In [None]:
# Programa de Reconocimiento de Emociones Faciales
# Procesamiento y Data Augmentation

import os
import pandas as pd
import numpy as np
import zipfile
import cv2
from PIL import Image
from sklearn.preprocessing import LabelEncoder
from sklearn.model_selection import train_test_split
import tensorflow as tf
from tensorflow.keras.preprocessing.image import ImageDataGenerator
import matplotlib.pyplot as plt
import warnings
warnings.filterwarnings('ignore')

# Importar albumentations
try:
    import albumentations as A
    ALBUMENTATIONS_AVAILABLE = True
except ImportError:
    ALBUMENTATIONS_AVAILABLE = False

try:
    from google.colab import files
    COLAB_AVAILABLE = True
except ImportError:
    COLAB_AVAILABLE = False


# CONFIGURACIÓN INICIAL


# Configuración de GPU
if tf.config.list_physical_devices('GPU'):
    tf.config.experimental.set_memory_growth(tf.config.list_physical_devices('GPU')[0], True)

# Configuración de semillas
SEED = 42
tf.random.set_seed(SEED)
np.random.seed(SEED)

# Parámetros
IMG_SIZE = 224
EMOTIONS = ['angry', 'neutral', 'fear', 'happy', 'sad']
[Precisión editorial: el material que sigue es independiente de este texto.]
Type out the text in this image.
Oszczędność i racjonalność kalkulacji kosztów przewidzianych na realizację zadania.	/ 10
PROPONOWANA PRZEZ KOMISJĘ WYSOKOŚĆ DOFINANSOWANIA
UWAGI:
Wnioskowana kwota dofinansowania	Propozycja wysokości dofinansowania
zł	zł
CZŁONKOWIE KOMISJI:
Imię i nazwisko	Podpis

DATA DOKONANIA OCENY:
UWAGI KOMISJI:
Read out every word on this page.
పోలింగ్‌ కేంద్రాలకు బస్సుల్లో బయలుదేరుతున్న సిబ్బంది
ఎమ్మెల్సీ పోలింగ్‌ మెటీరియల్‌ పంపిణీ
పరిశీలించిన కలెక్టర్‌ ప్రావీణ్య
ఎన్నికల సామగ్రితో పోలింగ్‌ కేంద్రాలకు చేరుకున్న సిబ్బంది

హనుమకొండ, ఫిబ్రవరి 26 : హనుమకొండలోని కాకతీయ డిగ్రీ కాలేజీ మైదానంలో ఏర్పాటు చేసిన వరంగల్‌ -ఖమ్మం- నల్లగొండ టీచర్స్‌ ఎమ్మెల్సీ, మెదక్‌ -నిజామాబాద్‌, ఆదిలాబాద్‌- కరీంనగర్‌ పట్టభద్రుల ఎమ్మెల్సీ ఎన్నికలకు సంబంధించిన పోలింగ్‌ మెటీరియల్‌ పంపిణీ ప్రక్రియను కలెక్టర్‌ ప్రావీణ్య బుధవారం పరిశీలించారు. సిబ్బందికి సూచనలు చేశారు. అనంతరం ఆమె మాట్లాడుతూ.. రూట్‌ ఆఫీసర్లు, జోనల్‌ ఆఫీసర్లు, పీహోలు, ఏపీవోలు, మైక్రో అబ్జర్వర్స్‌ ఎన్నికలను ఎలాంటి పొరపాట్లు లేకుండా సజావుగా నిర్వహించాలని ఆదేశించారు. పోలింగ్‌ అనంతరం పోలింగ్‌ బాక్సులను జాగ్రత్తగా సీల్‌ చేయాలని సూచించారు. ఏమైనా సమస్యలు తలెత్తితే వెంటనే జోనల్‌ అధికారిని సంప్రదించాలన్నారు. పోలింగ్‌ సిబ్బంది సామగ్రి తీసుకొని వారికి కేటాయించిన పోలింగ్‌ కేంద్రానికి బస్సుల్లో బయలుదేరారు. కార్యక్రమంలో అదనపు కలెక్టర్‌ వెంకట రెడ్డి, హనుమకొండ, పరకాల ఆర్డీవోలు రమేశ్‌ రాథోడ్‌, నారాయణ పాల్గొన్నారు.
def upload_and_extract_zip():
    """Subir y extraer archivo ZIP"""
    if COLAB_AVAILABLE:
        uploaded = files.upload()
        zip_filename = list(uploaded.keys())[0]
    else:
        zip_filename = input("Ruta del archivo ZIP: ")
        if not os.path.exists(zip_filename):
            raise FileNotFoundError(f"Archivo no encontrado: {zip_filename}")

    extract_path = './dataset'
    os.makedirs(extract_path, exist_ok=True)

    with zipfile.ZipFile(zip_filename, 'r') as zip_ref:
        zip_ref.extractall(extract_path)

    return extract_path

def load_csv_data(dataset_path):
    """Cargar datos desde archivos CSV"""
    all_data = []

    for root, dirs, files in os.walk(dataset_path):
        for file in files:
            if file.endswith('.csv'):
                csv_path = os.path.join(root, file)

                try:
                    df = pd.read_csv(csv_path, encoding='utf-8')
                except:
                    try:
                        df = pd.read_csv(csv_path, encoding='latin-1')
                    except:
                        continue

                df['base_path'] = root
                all_data.append(df)

    if not all_data:
        raise ValueError("No se encontraron archivos CSV válidos")

    return pd.concat(all_data, ignore_index=True)

def find_emotion_column(df):
    """Encontrar columna de emociones"""
    possible_cols = ['emotion', 'label', 'class', 'category', 'target']

    for col in df.columns:
        if col.lower() in possible_cols:
            return col
    return None

def create_verified_dataset(df, emotion_column):
    """Crear dataset verificado con correspondencia imagen-etiqueta correcta"""
    print("🔍 Creando dataset verificado...")

    verified_data = []

    for idx, row in df.iterrows():
        # Encontrar columna de filename
        filename_col = None
        for col in ['filename', 'image', 'file', 'image_name']:
            if col in row and pd.notna(row[col]):
                filename_col = col
                break

        if not filename_col:
            continue

        emotion = row[emotion_column]
        if emotion not in EMOTIONS:
            continue

        # Construir ruta de imagen
        image_path = os.path.join(row['base_path'], str(row[filename_col]))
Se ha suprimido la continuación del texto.